When flying overseas you go through the usual pains to make sure you’ve packed everything prior to your trip: you remember things, there are things you forget and then there are still other things you remember to bring but forget. Upon leaving Israel this summer, my shofar, kittel, and an important book fell into the last category.
We were already on the way to the airport when I realized the shofar wasn’t in my possession, already at the airport when I realized I forgot my kittel and already on the plane when I realized I didn’t have the sefer.
But of the three being ‘shofar-less’ was a major disappointment. With Elul just a few days away and expecting to be in far off places across the US the thought of not hearing the daily call of the shofar during the month leading up to Rosh Hashonna was a bit much, especially being away from Eretz Yisrael.
Hoping someone could bring it to me I posted a message on Facebook. Several days later I tried again and after a few well-intentioned responses a plan was set in motion. My friends Sara Henna and Davide were flying to Boston that Thursday evening but I had trouble reaching Jen, the person who had the key to our apartment. Thursday at 5 pm Israel time, just two hours before Sara Henna left for the airport, we finally connected and from my computer in North Carolina i was able to have Jen open the apartment while good friend Alex made the pick up and drop off in Rehavia. The shofar was on the road.
Once back in Boston Sara Hena realized her sister Esti just happened to be flying into Raleigh, North Carolina for a wedding that Sunday in Greensboro, about an hour and a half from Charlotte.

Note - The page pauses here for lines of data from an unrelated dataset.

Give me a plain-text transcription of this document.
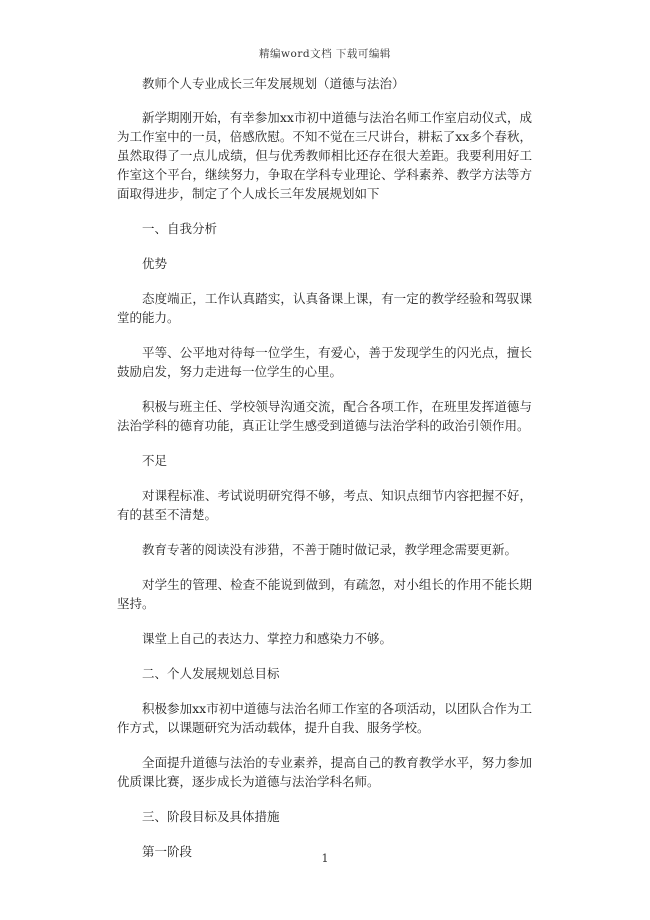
精编word文档 下载可编辑

教师个人专业成长三年发展规划（道德与法治）

新学期刚开始，有幸参加xx市初中道德与法治名师工作室启动仪式，成为工作室中的一员，倍感欣慰。不知不觉在三尺讲台，耕耘了xx多个春秋，虽然取得了一点儿成绩，但与优秀教师相比还存在很大差距。我要利用好工作室这个平台，继续努力，争取在学科专业理论、学科素养、教学方法等方面取得进步，制定了个人成长三年发展规划如下

一、自我分析

优势

态度端正，工作认真踏实，认真备课上课，有一定的教学经验和驾驭课堂的能力。

平等、公平地对待每一位学生，有爱心，善于发现学生的闪光点，擅长鼓励启发，努力走进每一位学生的心里。

积极与班主任、学校领导沟通交流，配合各项工作，在班里发挥道德与法治学科的德育功能，真正让学生感受到道德与法治学科的政治引领作用。

不足

对课程标准、考试说明研究得不够，考点、知识点细节内容把握不好，有的甚至不清楚。

教育专著的阅读没有涉猎，不善于随时做记录，教学理念需要更新。

对学生的管理、检查不能说到做到，有疏忽，对小组长的作用不能长期坚持。

课堂上自己的表达力、掌控力和感染力不够。

二、个人发展规划总目标

积极参加xx市初中道德与法治名师工作室的各项活动，以团队合作为工作方式，以课题研究为活动载体，提升自我、服务学校。

全面提升道德与法治的专业素养，提高自己的教育教学水平，努力参加优质课比赛，逐步成长为道德与法治学科名师。

三、阶段目标及具体措施

第一阶段	1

What were the chances? It was almost too easy and in the spirit of the moment, we decided I’d pick it up there.
Sunday morning came and after the minyan at Chabad in Charlotte I asked around to see if anyone was going to the wedding. The rabbi was unfamiliar with chosen and callah, however, he suggested I call the shaliach in Greensboro for two reasons. One, he might know someone driving from Charlotte who could bring it back for me in the evening and two, if I drive he may want something from the NC’s only kosher supermarket, Glieberman’s, which is located in Charlotte.
In the end the Shaliach didn’t know anyone traveling from Charlotte and although he requested milk, Glieberman’s wasn’t getting a new shipment till Tuesday.
Later in the afternoon I met up with Esti at the O’Henry Hotel in Greensboro and held my precious little shofar. Just before I headed back to Charlotte I blew the shofar in the hotel courtyard for Esti and another woman who hadn’t heard it yet. When I opened my eyes I looked down and there was a little girl standing there with a horrid look on her face.
“What are you doing? What is that,” she said almost franticly.
“It’s a shofar,” I responded not knowing if that would satisfy her curiosity.
“What –What is that! What are you doing!” she yelled out again extremely pained.
“You blow into it,” I replied.
I then noticed the girl’s mother a few feet away with a big grin on her face. She was obviously embarrassed but also found the situation amusing.
The little girl looked almost traumatized so I tried one more time to explain.
“It’s a rams horn,” I said, unfortunately not making a difference.
I must say, southern hospitality was widespread but I guess there’s still a few people who have never seen a Jewish horn.